Canaliser les forces évidemment, opérer un suicide (du mouvement) social laisse pourtant pantois. Symptomatique du désarroi face à cet échec, un footballeur narquois s’improvisera mentor d’une révolution mondiale bancaire. Avec le retentissement que l’on connaît. Mais cela illustre bien l’état des forces sociales, alors que le contexte pourrait être favorable.

L’égalité n’est plus une valeur… de gauche

La discorde sur le projet socialiste d’égalité réelle éclaire d’un triste jour le nouveau paradigme à gauche. Il y aura toujours un G. Collomb, un P. Moscovici ou un M. Valls pour considérer que l’un des fondements socio-économiques de ce pays (l’égalité) relève d’un concept dépassé. Pourtant, les revenus des 1% de Français les plus aisés ont augmenté plus rapidement que ceux de l’ensemble de la population entre 2004 et 2007 (et il est peu probable que depuis l’effet se soit inversé). Ces 1% disposant d’un salaire annuel brut d’au moins 215.600 euros, soit sept fois plus que la moyenne des salariés à temps complet du secteur privé (autour de 32.000 euros). Tout concourt à prendre cette thématique au sérieux, la réalité des chiffres, le sentiment de déséquilibre dû aux “réformes” qui ne servent qu’une niche aisée de la population, enfin et surtout parce que l’égalité est un élément facilement réactivable dans le corps social spécifique hexagonal.
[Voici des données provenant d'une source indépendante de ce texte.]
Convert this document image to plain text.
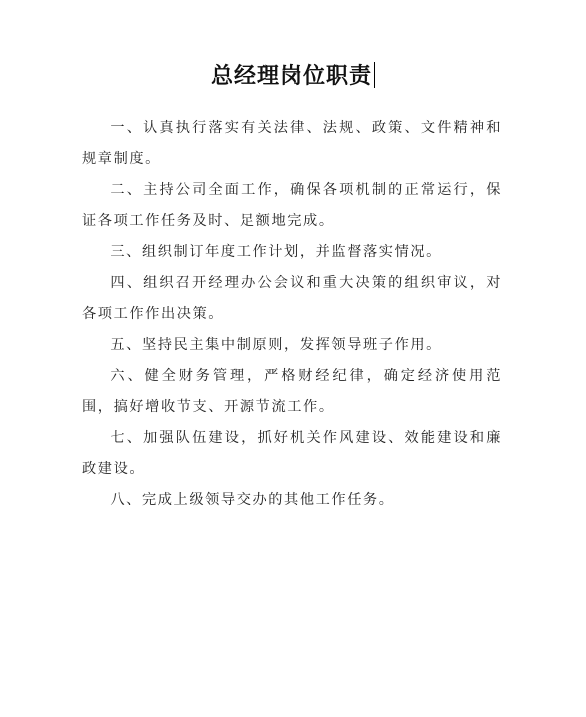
总经理岗位职责

一、认真执行落实有关法律、法规、政策、文件精神和规章制度。

二、主持公司全面工作，确保各项机制的正常运行，保证各项工作任务及时、足额地完成。

三、组织制订年度工作计划，并监督落实情况。

四、组织召开经理办公会议和重大决策的组织审议，对各项工作作出决策。

五、坚持民主集中制原则，发挥领导班子作用。

六、健全财务管理，严格财经纪律，确定经济使用范围，搞好增收节支、开源节流工作。

七、加强队伍建设，抓好机关作风建设、效能建设和廉政建设。

八、完成上级领导交办的其他工作任务。
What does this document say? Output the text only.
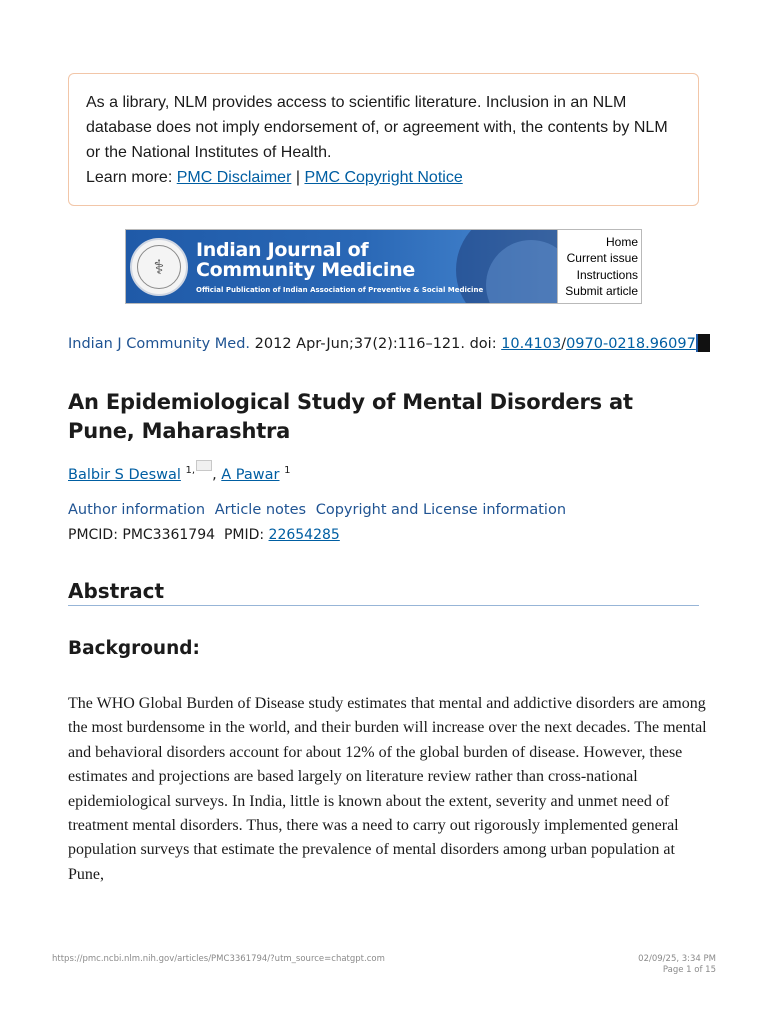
As a library, NLM provides access to scientific literature. Inclusion in an NLM database does not imply endorsement of, or agreement with, the contents by NLM or the National Institutes of Health.
Learn more: PMC Disclaimer | PMC Copyright Notice
⚕
Indian Journal of
Community Medicine
Official Publication of Indian Association of Preventive & Social Medicine
Home
Current issue
Instructions
Submit article
Indian J Community Med. 2012 Apr-Jun;37(2):116–121. doi: 10.4103/0970-0218.96097
An Epidemiological Study of Mental Disorders at Pune, Maharashtra
Balbir S Deswal $^{1,}$ , A Pawar $^1$
Author information Article notes Copyright and License information
PMCID: PMC3361794 PMID: 22654285
Abstract
Background:

The WHO Global Burden of Disease study estimates that mental and addictive disorders are among the most burdensome in the world, and their burden will increase over the next decades. The mental and behavioral disorders account for about 12% of the global burden of disease. However, these estimates and projections are based largely on literature review rather than cross-national epidemiological surveys. In India, little is known about the extent, severity and unmet need of treatment mental disorders. Thus, there was a need to carry out rigorously implemented general population surveys that estimate the prevalence of mental disorders among urban population at Pune,

https://pmc.ncbi.nlm.nih.gov/articles/PMC3361794/?utm_source=chatgpt.com	02/09/25, 3:34 PM
Page 1 of 15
Opportunité que s’échine à gâcher une bonne partie de la gauche qui ressasse une “modernité” dont il est difficile de percevoir les contours, mais surtout les finalités.
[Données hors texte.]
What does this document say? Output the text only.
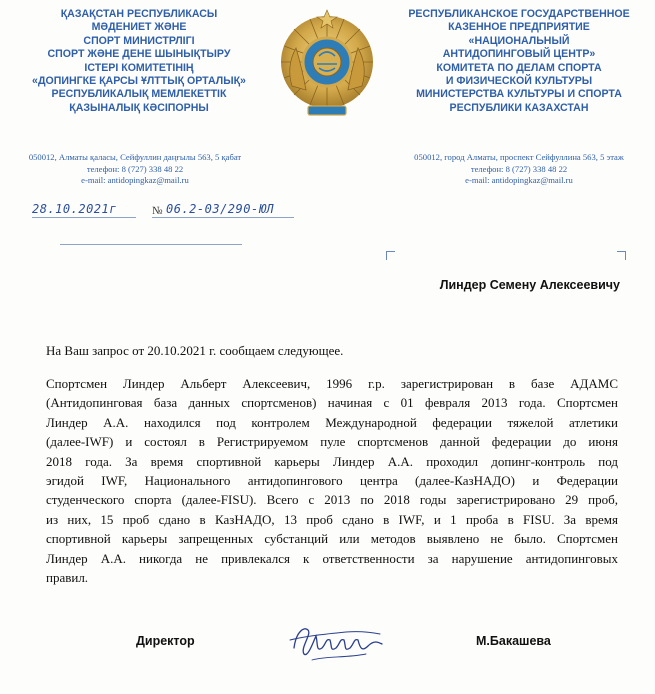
ҚАЗАҚСТАН РЕСПУБЛИКАСЫ
МӘДЕНИЕТ ЖӘНЕ
СПОРТ МИНИСТРЛІГІ
СПОРТ ЖӘНЕ ДЕНЕ ШЫНЫҚТЫРУ
ІСТЕРІ КОМИТЕТІНІҢ
«ДОПИНГКЕ ҚАРСЫ ҰЛТТЫҚ ОРТАЛЫҚ»
РЕСПУБЛИКАЛЫҚ МЕМЛЕКЕТТІК
ҚАЗЫНАЛЫҚ КӘСІПОРНЫ
РЕСПУБЛИКАНСКОЕ ГОСУДАРСТВЕННОЕ
КАЗЕННОЕ ПРЕДПРИЯТИЕ
«НАЦИОНАЛЬНЫЙ
АНТИДОПИНГОВЫЙ ЦЕНТР»
КОМИТЕТА ПО ДЕЛАМ СПОРТА
И ФИЗИЧЕСКОЙ КУЛЬТУРЫ
МИНИСТЕРСТВА КУЛЬТУРЫ И СПОРТА
РЕСПУБЛИКИ КАЗАХСТАН
050012, Алматы қаласы, Сейфуллин даңғылы 563, 5 қабат
телефон: 8 (727) 338 48 22
e-mail: antidopingkaz@mail.ru
050012, город Алматы, проспект Сейфуллина 563, 5 этаж
телефон: 8 (727) 338 48 22
e-mail: antidopingkaz@mail.ru
28.10.2021г	№ 06.2-03/290-ЮЛ
Линдер Семену Алексеевичу
На Ваш запрос от 20.10.2021 г. сообщаем следующее.
Спортсмен Линдер Альберт Алексеевич, 1996 г.р. зарегистрирован в базе АДАМС
(Антидопинговая база данных спортсменов) начиная с 01 февраля 2013 года. Спортсмен
Линдер А.А. находился под контролем Международной федерации тяжелой атлетики
(далее-IWF) и состоял в Регистрируемом пуле спортсменов данной федерации до июня
2018 года. За время спортивной карьеры Линдер А.А. проходил допинг-контроль под
эгидой IWF, Национального антидопингового центра (далее-КазНАДО) и Федерации
студенческого спорта (далее-FISU). Всего с 2013 по 2018 годы зарегистрировано 29 проб,
из них, 15 проб сдано в КазНАДО, 13 проб сдано в IWF, и 1 проба в FISU. За время
спортивной карьеры запрещенных субстанций или методов выявлено не было. Спортсмен
Линдер А.А. никогда не привлекался к ответственности за нарушение антидопинговых
правил.
Директор	М.Бакашева
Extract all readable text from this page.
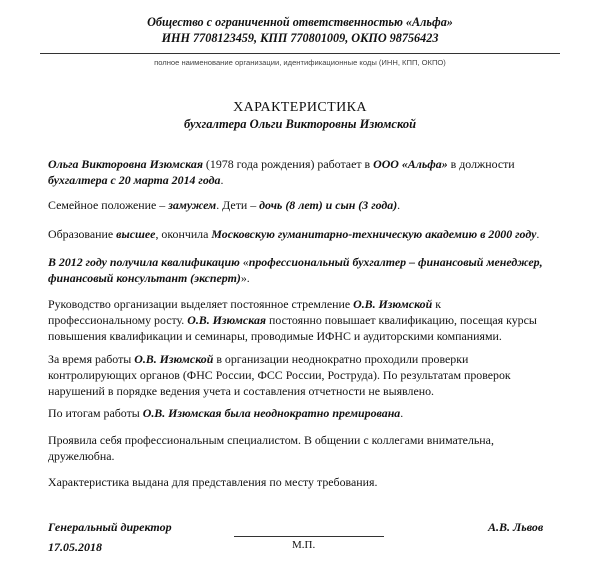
Общество с ограниченной ответственностью «Альфа»
ИНН 7708123459, КПП 770801009, ОКПО 98756423
полное наименование организации, идентификационные коды (ИНН, КПП, ОКПО)
ХАРАКТЕРИСТИКА
бухгалтера Ольги Викторовны Изюмской
Ольга Викторовна Изюмская (1978 года рождения) работает в ООО «Альфа» в должности
бухгалтера с 20 марта 2014 года.
Семейное положение – замужем. Дети – дочь (8 лет) и сын (3 года).
Образование высшее, окончила Московскую гуманитарно-техническую академию в 2000 году.
В 2012 году получила квалификацию «профессиональный бухгалтер – финансовый менеджер,
финансовый консультант (эксперт)».
Руководство организации выделяет постоянное стремление О.В. Изюмской к
профессиональному росту. О.В. Изюмская постоянно повышает квалификацию, посещая курсы
повышения квалификации и семинары, проводимые ИФНС и аудиторскими компаниями.
За время работы О.В. Изюмской в организации неоднократно проходили проверки
контролирующих органов (ФНС России, ФСС России, Роструда). По результатам проверок
нарушений в порядке ведения учета и составления отчетности не выявлено.
По итогам работы О.В. Изюмская была неоднократно премирована.
Проявила себя профессиональным специалистом. В общении с коллегами внимательна,
дружелюбна.
Характеристика выдана для представления по месту требования.
Генеральный директор
17.05.2018	М.П.
А.В. Львов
Par facilité, et esquive du débat de fond, un cas d’école : on stigmatise la gauche radicale, en l’occurrence J.L. Melenchon jusqu’à le Lepeniser. Certes vibrionnant, erratique dans ses points de vue, et ses accointances médiatiques, mais qui indéniablement replace la question égalitaire au centre du débat. Il semble pourtant urgent de sortir du créneau ronronnant de la pensée molle à usage anesthésiant. Bien qu’il opère encore, il séduit manifestement de moins en moins de monde. S’en remettre à la lassitude (de la droite) et à la victoire par défaut illustre la perte de repères. Plus que cela, on a substitué à la réflexion globale, une ambiance de vaudeville mâtiné de coups tordus (proprement insignifiants) et d’homme providentiel jouant le fils prodigue de la nation. Et finalement s’appuyera le moment venu sur le sempiternel vote utile et le bon report de voix.
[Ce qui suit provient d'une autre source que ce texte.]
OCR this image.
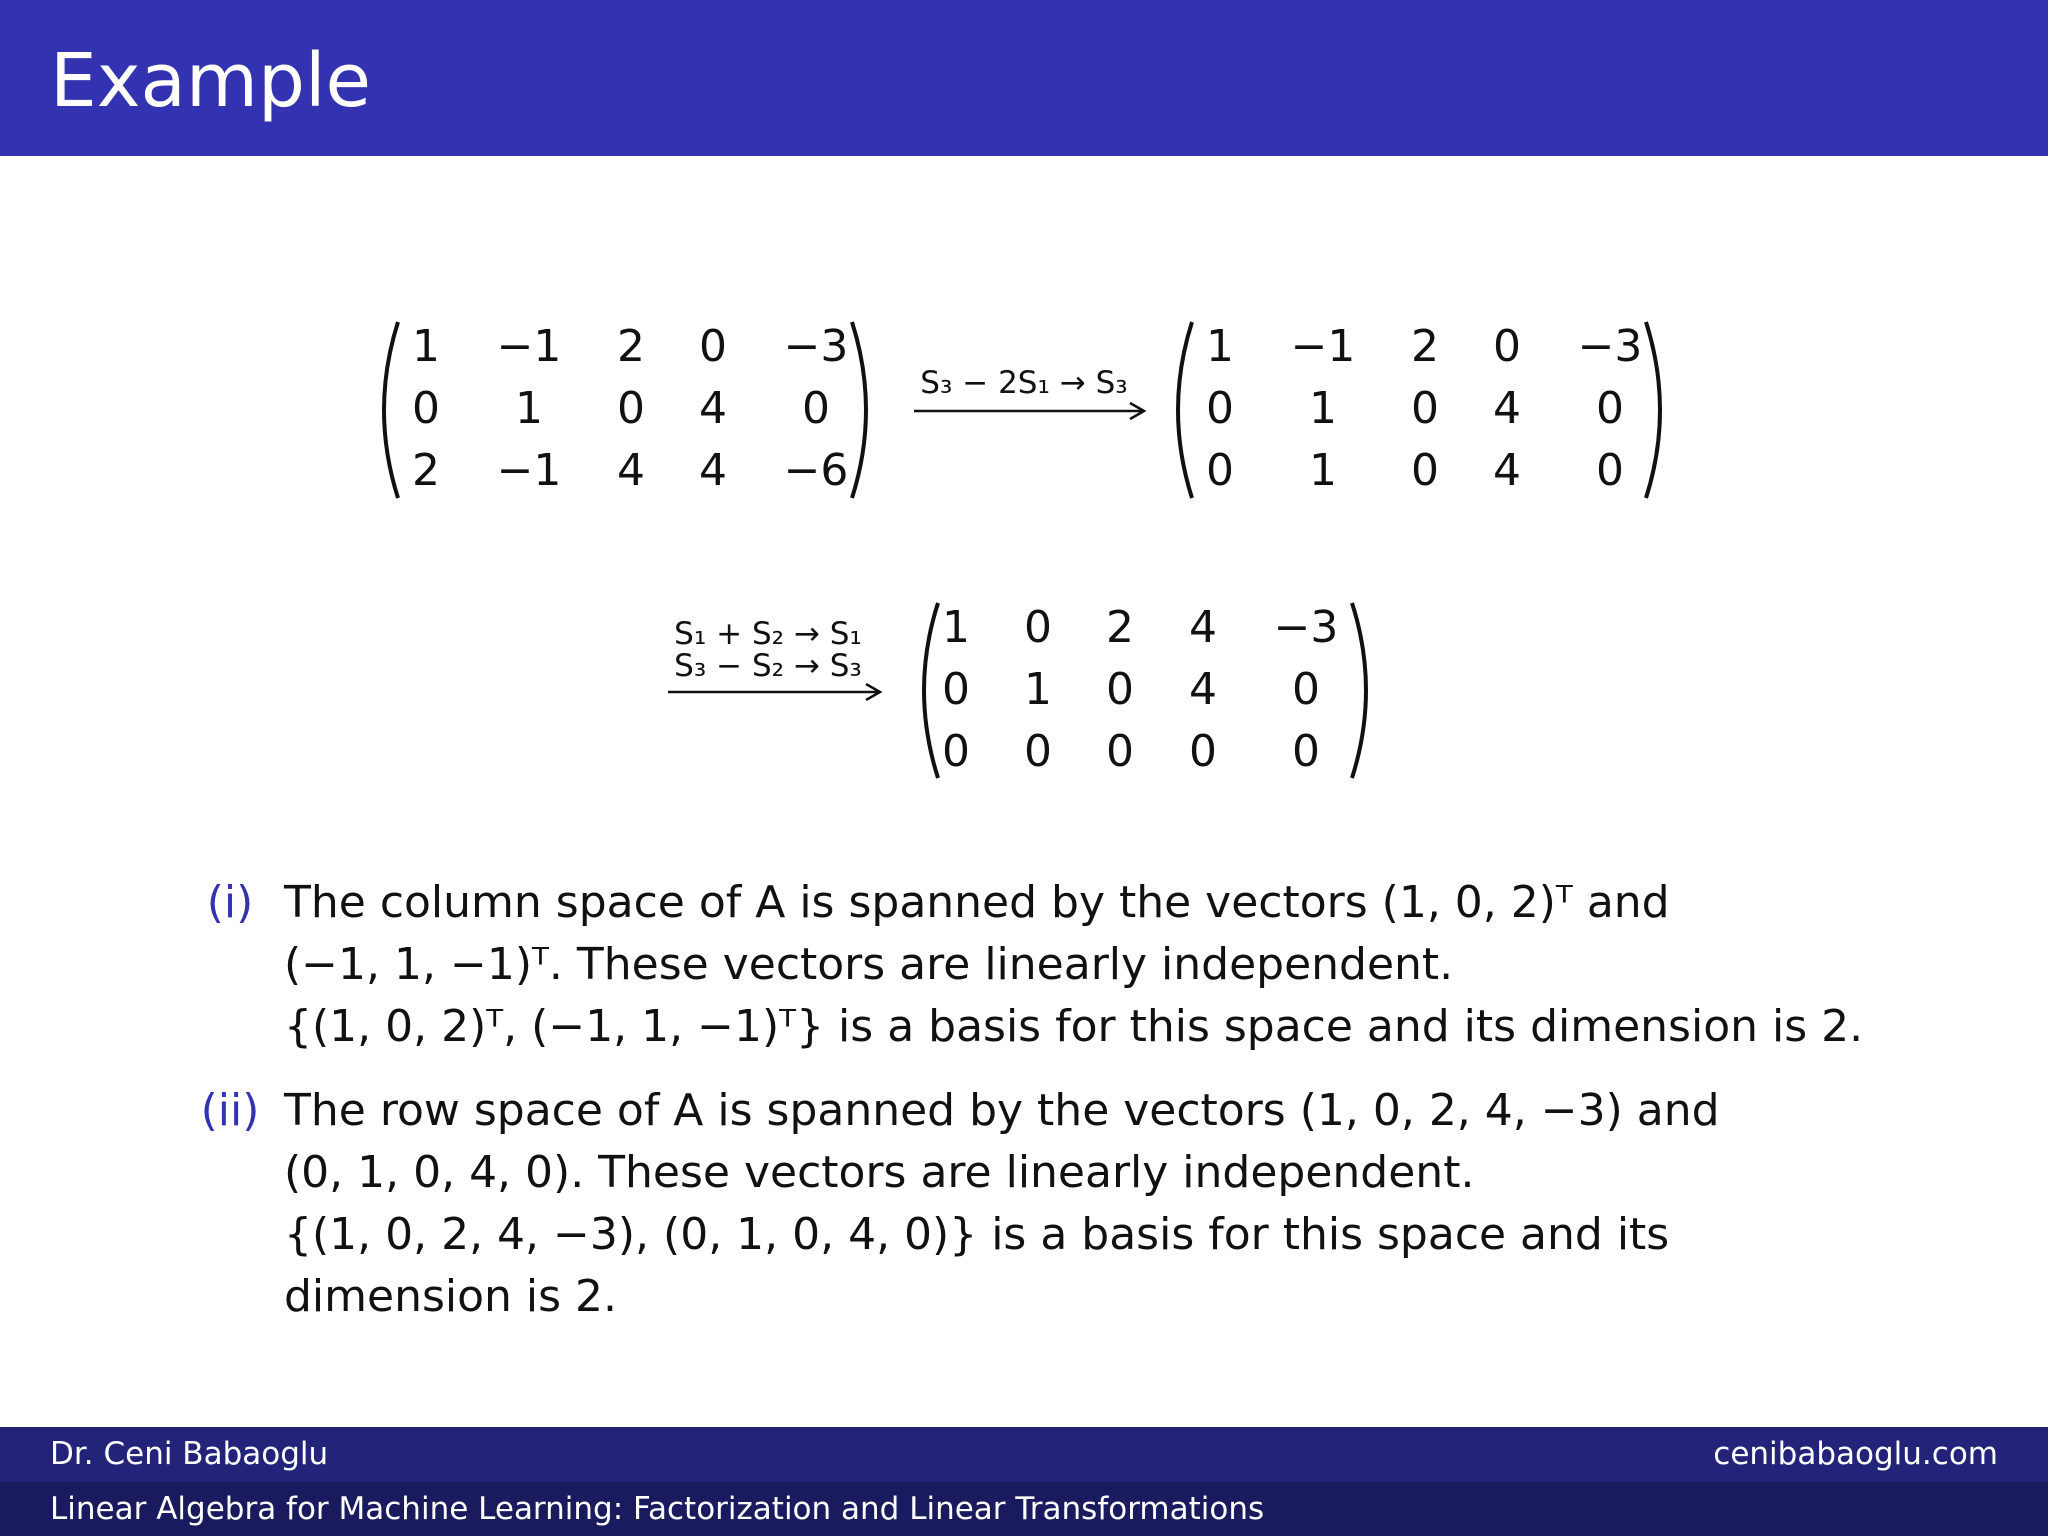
Example
1 −1 2 0 −3
0 1 0 4 0
2 −1 4 4 −6
S₃ − 2S₁ → S₃
1 −1 2 0 −3
0 1 0 4 0
0 1 0 4 0
S₁ + S₂ → S₁
S₃ − S₂ → S₃
1 0 2 4 −3
0 1 0 4 0
0 0 0 0 0
(i) The column space of A is spanned by the vectors (1, 0, 2)ᵀ and
(−1, 1, −1)ᵀ. These vectors are linearly independent.
{(1, 0, 2)ᵀ, (−1, 1, −1)ᵀ} is a basis for this space and its dimension is 2.
(ii) The row space of A is spanned by the vectors (1, 0, 2, 4, −3) and
(0, 1, 0, 4, 0). These vectors are linearly independent.
{(1, 0, 2, 4, −3), (0, 1, 0, 4, 0)} is a basis for this space and its
dimension is 2.
Dr. Ceni Babaoglu	cenibabaoglu.com
Linear Algebra for Machine Learning: Factorization and Linear Transformations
En 2010, la gauche se situe où on l’attendait, c’est-à-dire dispersée. Dans les idées, incapables de dégager des fondamentaux forts comme la notion d’égalité. Pourtant si simple à affirmer et étayer. Dans les figures, stériles et inaptes à incarner une voix citoyenne. Pourtant nécessaire pour faire front face à la dynamique néo-conservatrice. Au lieu de cela, la problématique politique (et économique) française s’embourbe dans la bipolarité molle. E. Todd, magnifique réaliste, constate que “sur la question fondamentale, c’est-à-dire l’organisation économique des sociétés, la gauche et la droite sont totalement alignées. Elles se distinguent sur la gestion des conséquences”.